Sure, Arashiyama can be touristy, but there’s nothing more soothing than the sound of bamboo slowly swaying in the wind. Head to the bamboo grove early in the morning (it’s open 24 hours) to avoid the crowds. Don’t miss out on Tenryuji Temple, a Zen temple with a relaxing landscape garden, and Nonomiya Shrine, which appeared in ‘The Tale of Genji’ – both are inside the grove. 

Kinkakuji golden temple kyoto
Kinkakuji golden temple kyoto
Photo: Timo Volz/Unsplash

Kinkakuji Temple, Kyoto

Otherwise known as the Golden Temple, Kinkakuji is a Zen Buddhist temple covered in gold, a miraculous and shiny site in the middle of traditional Kyoto.
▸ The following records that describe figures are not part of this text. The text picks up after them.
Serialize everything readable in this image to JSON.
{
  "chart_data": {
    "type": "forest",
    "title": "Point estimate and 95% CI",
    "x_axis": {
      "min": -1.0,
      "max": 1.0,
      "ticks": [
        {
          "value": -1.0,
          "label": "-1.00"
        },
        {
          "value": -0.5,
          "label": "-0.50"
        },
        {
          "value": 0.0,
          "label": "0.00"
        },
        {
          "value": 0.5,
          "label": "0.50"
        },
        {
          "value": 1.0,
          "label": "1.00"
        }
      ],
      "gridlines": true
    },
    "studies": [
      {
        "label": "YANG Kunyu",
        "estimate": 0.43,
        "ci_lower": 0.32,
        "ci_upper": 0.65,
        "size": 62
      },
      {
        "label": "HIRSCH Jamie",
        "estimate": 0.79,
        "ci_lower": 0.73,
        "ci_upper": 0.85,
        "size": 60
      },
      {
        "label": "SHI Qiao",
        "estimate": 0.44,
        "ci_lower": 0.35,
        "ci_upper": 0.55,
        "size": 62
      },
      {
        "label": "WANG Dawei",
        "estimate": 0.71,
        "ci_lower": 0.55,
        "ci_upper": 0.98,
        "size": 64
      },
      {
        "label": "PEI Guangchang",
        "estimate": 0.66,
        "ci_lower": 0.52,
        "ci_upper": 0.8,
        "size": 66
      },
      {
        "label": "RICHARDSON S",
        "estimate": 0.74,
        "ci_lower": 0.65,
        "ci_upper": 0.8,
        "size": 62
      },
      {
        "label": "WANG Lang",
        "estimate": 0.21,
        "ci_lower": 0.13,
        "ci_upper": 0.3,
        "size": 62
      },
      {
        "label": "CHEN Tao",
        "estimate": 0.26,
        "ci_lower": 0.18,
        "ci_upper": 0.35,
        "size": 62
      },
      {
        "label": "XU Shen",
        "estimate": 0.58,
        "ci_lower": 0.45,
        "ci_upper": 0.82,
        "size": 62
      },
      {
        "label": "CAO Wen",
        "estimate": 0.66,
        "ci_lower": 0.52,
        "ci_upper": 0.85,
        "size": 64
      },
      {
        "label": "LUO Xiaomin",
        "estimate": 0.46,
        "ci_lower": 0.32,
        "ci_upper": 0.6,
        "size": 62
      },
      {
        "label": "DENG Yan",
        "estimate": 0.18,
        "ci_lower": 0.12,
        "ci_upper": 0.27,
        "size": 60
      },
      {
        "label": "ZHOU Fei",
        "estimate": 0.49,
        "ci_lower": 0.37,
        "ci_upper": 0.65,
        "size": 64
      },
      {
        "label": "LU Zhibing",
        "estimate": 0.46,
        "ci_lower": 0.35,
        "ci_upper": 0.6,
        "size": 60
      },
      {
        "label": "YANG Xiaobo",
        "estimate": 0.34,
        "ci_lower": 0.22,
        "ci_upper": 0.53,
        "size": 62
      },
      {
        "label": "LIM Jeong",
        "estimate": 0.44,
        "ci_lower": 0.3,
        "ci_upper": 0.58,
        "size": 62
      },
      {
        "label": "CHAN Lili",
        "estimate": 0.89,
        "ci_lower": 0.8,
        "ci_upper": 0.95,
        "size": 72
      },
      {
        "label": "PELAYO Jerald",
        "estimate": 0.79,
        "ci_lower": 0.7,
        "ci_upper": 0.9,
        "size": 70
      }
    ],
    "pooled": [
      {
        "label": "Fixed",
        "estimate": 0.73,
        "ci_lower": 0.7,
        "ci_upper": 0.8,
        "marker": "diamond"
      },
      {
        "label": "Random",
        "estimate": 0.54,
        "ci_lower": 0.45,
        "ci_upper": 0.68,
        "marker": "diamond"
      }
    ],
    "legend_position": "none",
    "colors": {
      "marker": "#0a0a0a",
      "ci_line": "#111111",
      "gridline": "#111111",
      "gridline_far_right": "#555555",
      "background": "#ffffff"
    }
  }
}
In fact, the temple is so beautiful that a young monk attempted to burn it down in 1950, inspiring Yukio Mishima’s famous novel ‘The Temple of the Golden Pavilion’. First, you walk along a path to see the temple and its reflection before you eventually see it close up, so be prepared for multiple photo ops. Head there in the early morning or late afternoon for smaller crowds and less glinting from the gold leaf.

Kinkakuji Temple is currently under renovation until December 2020.